Khachanov ready for "hammer" time

 - Alex Sharp

Russian takes on 2018 runner-up Thiem in his first ever major quarter-final.

Karen Khachanov© Nicolas Gouhier / FFT

Falling to his knees, arms aloft, it was pretty obvious how much it meant to Karen Khachanov.

The towering Russian had just dispatched 2009 US Open champion Juan Martin del Potro to earn a maiden Grand Slam quarter-final at Roland-Garros.

"That's what I'm working for, to live moments like this," said Khachanov, the first Russian into the last eight at Roland-Garros since Mikhail Youzhny in 2010. “I would say it is my best (Grand Slam) match. When you win matches like this, you're just happy. You're just happy for all the efforts that you have done before, for all the matches that you played. You're just thankful for a team and family, so thinking about that."

It is all happening for the 23-year-old, with his wife due to give birth to their first child in September, while his current run in Paris will ensure a top-10 debut in the rankings on Monday.

Last November in this city, Khachanov blasted through a incredible quartet of opponents to lift the Rolex Paris Masters trophy. John Isner, Alexander Zverev, Dominic Thiem and Novak Djokovic were all bulldozed by Khachanov’s extensive artillery, and his first Masters 1000 title intensified expectations.

However, it’s been mixed fortunes since then for the Russian. A concoction of changing racquets (he ultimately returned to using Wilson), a virus in February and a dip in form meant Khachanov arrived at Roland-Garros off the back of a 10-12 season record, and just 3-6 since Indian Wells.

Karen Khachanov© Nicolas Gouhier / FFT

A third-round finish at the Australian Open and a quarter-final spot at Indian Wells suggest the 10th seed hasn’t stalled too much, but he then fell to opening-match defeats on the clay at Monte Carlo, Barcelona and then Munich, part of a five-match losing streak.

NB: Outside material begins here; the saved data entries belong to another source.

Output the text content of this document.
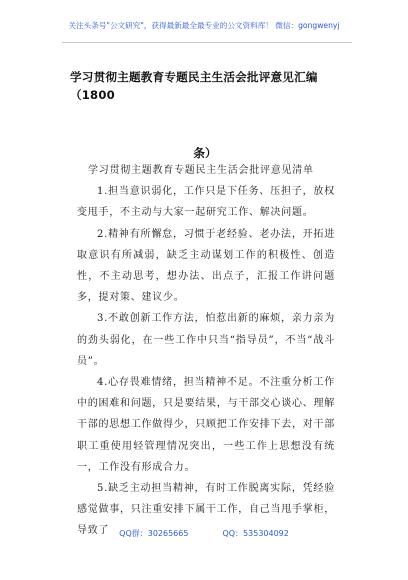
关注头条号"公文研究"，获得最新最全最专业的公文资料库！ 微信：gongwenyj
学习贯彻主题教育专题民主生活会批评意见汇编（1800
条）

学习贯彻主题教育专题民主生活会批评意见清单

1.担当意识弱化，工作只是下任务、压担子，放权变甩手，不主动与大家一起研究工作、解决问题。

2.精神有所懈怠，习惯于老经验、老办法，开拓进取意识有所减弱，缺乏主动谋划工作的积极性、创造性，不主动思考，想办法、出点子，汇报工作讲问题多，提对策、建议少。

3.不敢创新工作方法，怕惹出新的麻烦，亲力亲为的劲头弱化，在一些工作中只当“指导员”，不当“战斗员”。

4.心存畏难情绪，担当精神不足。不注重分析工作中的困难和问题，只是要结果，与干部交心谈心、理解干部的思想工作做得少，只顾把工作安排下去，对干部职工重使用轻管理情况突出，一些工作上思想没有统一，工作没有形成合力。

5.缺乏主动担当精神，有时工作脱离实际，凭经验感觉做事，只注重安排下属干工作，自己当甩手掌柜，导致了	QQ群：30265665	QQ：535304092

Posting a third-round showing in Rome boosted his clay-court credentials before arriving in a city in which he clearly adores playing.

Alongside his Paris Masters title, Khachanov has also advanced to the second week in all three of his main-draw appearances at Roland-Garros. The world No.11 stormed into the fourth round to meet the devastating force of Del Potro.

Similarly to the Argentine, Khachanov has a sledgehammer forehand. “When the hammer is working," he said, "that is good news for me.”

He also possesses rapid movement belying his 6’6” frame and is developing his versatility with extra punch on his volleys.

The 23-year-old enjoyed a 22/27 success rate at net against Del Potro and will need all his armoury in fine fettle when he takes on Thiem in the quarter-finals.

Khachanov dismissed Thiem with ease in Bercy last Autumn, but the Austrian has the patience and know-how at Roland-Garros as a finalist in 2018 and semi-finalist the previous two years.

The Parisians took a shine to the Russian following his scintillating victory over Del Potro, chanting ‘Karen, Karen.’

“I would say I’m comfortable here, I have great energy here, with good atmospheres, people like me,” he noted.

It’s time for Karen to bring the power of the ‘hammer’.